Desde a cidade de Kandy, antiga sede de um reino que muita resistência ofereceu à presença portuguesa no Ceilão, o comboio vem subindo até às terras mais altas do Sri Lanka. A composição, formada por uma meia dúzia de carruagens pintadas de azul celeste, parece um brinquedo, deslizando aos ziguezagues entre colinas e colinas, assobiando e deixando para trás estações, vales, nevoeiros, curvas em intermináveis serpentinas, gente caminhando devagar ao longo da linha, farrapos de chuva miúda e bátegas fugazes de sol a iluminar as stupas budistas no meio da paisagem sempre verde.
Estes blue trains, de fabrico chinês, foram introduzidos recentemente e são uma opção bem mais acessível que a dos luxuosos Rajadhani Express, composições que oferecem uma evocação dos comboios históricos do início do século passado e fazem, também, o percurso de Colombo até Badulla, através da região montanhosa onde é produzido o chá do Sri Lanka. As viagens de comboio são uma excelente forma de conhecer esta parte do Sri Lanka, o chamado Hill Country. Os trajectos têm a fama de ser dos mais panorâmicos do planeta e a opção pelo caminho-de-ferro é infinitamente mais sensata, e segura, que a de viajar de autocarro num país onde as irracionais competições entre condutores fazem parte do quotidiano dos passageiros. De Kandy a Badulla: uma jornada ferroviária por uma paisagem de colinas com cores de paraíso.
Tatoo or not tatoo
Por alturas de Hatton, a porta de entrada do Pico de Adão, um painel à beira da linha anuncia a altitude: “Summit level 1898 metres - 6226 feet above sea level”. A linha férrea do Hill Country, construída durante a época colonial britânica para escoar as produções de café e de chá, situa-se a elevada altitude, bem acima dos mil metros. Algumas passagens são de cortar a respiração: o comboio circula equilibrado nas cristas das colinas.

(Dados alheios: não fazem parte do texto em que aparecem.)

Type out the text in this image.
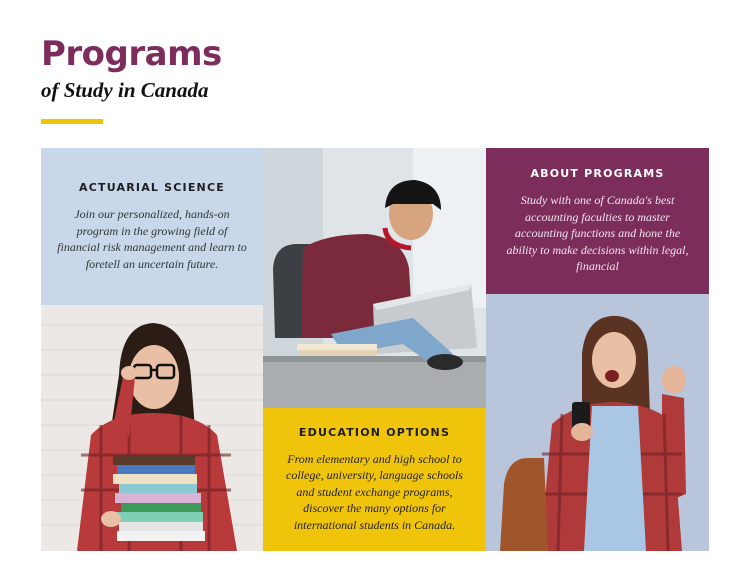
Programs
of Study in Canada
ACTUARIAL SCIENCE

Join our personalized, hands-on program in the growing field of financial risk management and learn to foretell an uncertain future.

ABOUT PROGRAMS

Study with one of Canada's best accounting faculties to master accounting functions and hone the ability to make decisions within legal, financial

EDUCATION OPTIONS

From elementary and high school to college, university, language schools and student exchange programs, discover the many options for international students in Canada.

Em Nanu Oya andam mais estrangeiros do que noutras estações. Apeiam-se uns, retomam outros a viagem até Haputale, Ella, Badulla, na província de Uva, depois de uma pausa de um par de dias. Nanu Oya é estação que dá acesso a Nuwara Eliya, trinta quilómetros para nordeste, uma das zonas actualmente mais populares entre os visitantes do Hill Country. A crescente popularidade de Nuwara Eliya tem tido o preço de alguma descaracterização e gerado o desassossego dos lugares turísticos, mas a zona mantém os atractivos que a tornaram famosa desde os tempos britânicos: além do clima, que a partir de Abril transforma a povoação num destino de eleição na Primavera, Nuwara Eliya conta com um património de sobrevivências de arquitectura colonial e um bom número de plantações de chá.